In January 2010 Amazon.com announced that, for the first time ever, ebooks had outsold print books during the previous December.
It was an epochal announcement. It was not only a first for Amazon, it was a first ever for the entire publishing industry. The long-heralded era of the ebook had finally arrived.
Although print books continued to outsell electronic books over all, the tide was clearly turning. Meanwhile, sales of ebooks were booming at Sony’s own ebook store, as were sales at B&N’s new ebook store.
These sales were fueled largely by the availability of a new generation of ebook reading devices that could wirelessly download books from ebook stores, and several of which, notably Sony’s newest iteration and the new Nook from Barnes & Nobel, were multiplatform, capable of reading ebooks in a variety of formats.
Amazon claimed to have sold 200,000 units of the Kindle well before the holiday shopping season, while Sony reports having sold over 300,000 of their ebook reading device, and B&N recently said that the Nook was the single bestselling item at their site over the holiday shopping season. Between these three companies, then, about one million or more ebook reading devices will have been sold to readers by the end of 2010.
Meanwhile all kinds of apps for buying and reading ebooks on “smartphones” – as well as laptops, ipods, various palm held devices, and the newly emerging tablet-sized computers – are turning almost any portable device that will read or transmit any kind of digital data into an ebook reading device.
That means there are many times more ebook reading devices and people reading them than ever before, and ebooks have a growing market that should continue expanding for years to come.
Again, that market is still tiny compared to print books. 3000 to 5000 copies is a big initial sale for an $8.99 ebook (unless by Dan Brown or some other giant of the print bestseller lists) while the initial sale of, say, an $8.99 paperback is more like 60,000 to 100,000 copies.
As I know from talking to writers at various conferences, writers of popular ebooks in popular categories, especially if prolific and capable of writing a new book every month or two, can earn $30-40,000 per year. Some even more.
What are the most popular, bestselling ebook categories? In no particular order: Business/Self-improvement, science fiction/fantasy, romance, and erotica. Everything else is distant second.
Of these, erotica is unique in a very important way. You can go into a bookstore and buy business/self-improvement, romance, and science fiction. But you can’t go into 90% of all bookstores and buy erotica.
Why is another whole magilla we don’t have time to go into deeply. In part, it has to do with the vulnerability of chain stores (which are 90% of the market) to pressure from conservatives and religious groups. Which means chains aren’t going to carry erotica in the south, certain Western states, and any moderate-sized towns in any state with a conservative slant. That severely limits the bookstores chains can carry erotica in to all but the biggest and most cosmopolitan cities and some decidedly liberal college towns.

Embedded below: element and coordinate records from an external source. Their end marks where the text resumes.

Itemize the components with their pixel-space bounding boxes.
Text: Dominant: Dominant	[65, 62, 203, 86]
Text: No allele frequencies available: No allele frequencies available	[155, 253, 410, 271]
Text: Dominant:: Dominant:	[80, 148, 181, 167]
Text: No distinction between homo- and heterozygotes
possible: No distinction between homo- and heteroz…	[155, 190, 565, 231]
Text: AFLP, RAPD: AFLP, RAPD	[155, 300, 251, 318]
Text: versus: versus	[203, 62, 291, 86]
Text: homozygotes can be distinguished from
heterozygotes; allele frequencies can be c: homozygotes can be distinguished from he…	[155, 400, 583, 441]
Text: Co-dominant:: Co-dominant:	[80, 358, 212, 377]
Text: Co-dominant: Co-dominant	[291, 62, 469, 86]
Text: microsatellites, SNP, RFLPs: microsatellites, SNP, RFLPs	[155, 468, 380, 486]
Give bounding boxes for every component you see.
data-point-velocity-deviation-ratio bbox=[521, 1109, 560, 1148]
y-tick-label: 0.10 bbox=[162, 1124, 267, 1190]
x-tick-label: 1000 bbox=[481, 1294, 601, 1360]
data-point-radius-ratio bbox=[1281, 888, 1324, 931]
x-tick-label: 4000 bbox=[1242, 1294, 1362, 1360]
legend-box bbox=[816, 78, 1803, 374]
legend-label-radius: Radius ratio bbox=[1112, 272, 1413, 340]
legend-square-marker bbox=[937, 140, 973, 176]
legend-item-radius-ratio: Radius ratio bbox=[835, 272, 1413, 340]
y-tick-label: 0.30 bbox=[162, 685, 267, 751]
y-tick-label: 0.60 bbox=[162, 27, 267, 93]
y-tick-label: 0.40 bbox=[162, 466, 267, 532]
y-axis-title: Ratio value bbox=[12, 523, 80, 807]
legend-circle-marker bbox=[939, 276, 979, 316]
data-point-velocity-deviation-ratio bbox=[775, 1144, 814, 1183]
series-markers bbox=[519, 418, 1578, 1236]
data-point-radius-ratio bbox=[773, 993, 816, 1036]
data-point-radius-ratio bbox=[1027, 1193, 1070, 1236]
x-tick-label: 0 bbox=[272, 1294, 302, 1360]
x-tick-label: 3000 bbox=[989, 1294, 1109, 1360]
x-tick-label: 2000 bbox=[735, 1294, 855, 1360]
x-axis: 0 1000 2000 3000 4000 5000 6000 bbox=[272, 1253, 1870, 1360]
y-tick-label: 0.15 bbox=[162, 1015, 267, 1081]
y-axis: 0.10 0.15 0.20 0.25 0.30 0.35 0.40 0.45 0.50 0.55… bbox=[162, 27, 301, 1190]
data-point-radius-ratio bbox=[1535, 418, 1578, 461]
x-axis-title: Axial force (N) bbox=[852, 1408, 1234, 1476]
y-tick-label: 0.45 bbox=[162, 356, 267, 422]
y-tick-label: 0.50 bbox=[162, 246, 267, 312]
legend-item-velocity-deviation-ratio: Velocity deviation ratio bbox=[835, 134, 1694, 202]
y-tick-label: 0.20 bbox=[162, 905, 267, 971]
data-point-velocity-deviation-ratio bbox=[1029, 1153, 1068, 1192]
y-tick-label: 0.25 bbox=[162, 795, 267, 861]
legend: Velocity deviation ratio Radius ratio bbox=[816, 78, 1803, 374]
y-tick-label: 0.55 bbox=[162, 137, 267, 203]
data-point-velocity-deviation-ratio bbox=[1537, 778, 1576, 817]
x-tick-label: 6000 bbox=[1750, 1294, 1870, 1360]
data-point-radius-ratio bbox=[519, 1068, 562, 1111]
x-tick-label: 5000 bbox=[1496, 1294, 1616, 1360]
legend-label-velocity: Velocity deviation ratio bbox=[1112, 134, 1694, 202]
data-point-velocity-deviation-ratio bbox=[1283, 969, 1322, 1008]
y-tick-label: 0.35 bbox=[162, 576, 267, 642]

Considering the logistical nightmare of having a category of books that can only be shipped to a few stores, and worries about such a book accidentally being shipped to a store in, say, Alexandria, Louisiana, it’s easier for chain booksellers to just say “no”.
Deduct from the independent bookstores those that are religious (a very sizable chunk) and those that cater to specialized markets like fishing, handicrafts, etc., and you can see that all that would be left would be one or two bookstores in each of the biggest cities – and a few college towns.
Some erotica collections and anthologies do get published in print form and reach those one or two bookstores in each big cities and those few college towns But they are mostly from smaller, independent presses and, sadly, the current economic depression has impacted the small print publishers of erotica heavily, with many going out of business and others cutting back on new releases and even cancelling contracts they had signed for future books.
Clearly if print was the only market for erotica, it wouldn’t be worth discussing the subject at all.
Over on the internet, however, among ebook publishers, sales and the market for erotica are booming.
There are a lot of reasons the market for erotic ebooks is hot right now.
First and foremost is, as noted above, you can’t get them anywhere else.
Equally important is the anonymity of ebooks. They can be purchased over the internet and downloaded immediately to the privacy of your own computer or electronic reading device. No standing in line at a brick and mortar bookstore where a book’s title might be a dead give away of your secret kink to the person behind the counter or a friend you found unexpectedly standing alongside you in the checkout line.
Also erotic ebooks are priced competitively with regular supermarket paperbacks (most erotic ebooks selling for $6-7.99).
There is another reason erotica sells so well in ebook form. People who read, say, an erotic novel, read more than one a month. Females and males, we all know, read erotica to get off. Once they have read an erotic book a couple of times it loses its potency and they need a brand new book to help get them off.
That means there is a near endless demand for new erotic ebooks.
So, for anyone interested in writing erotica, as a career or part-time, the present is a very exciting and rewarding time to enter the field.
It is safe to say that, due entirely to the internet and the rise of ebook publishing, more people are making more money writing erotica than at any previous time in history. And even with all the authors already writing in the field, there is still a greater need for good new writers than ever.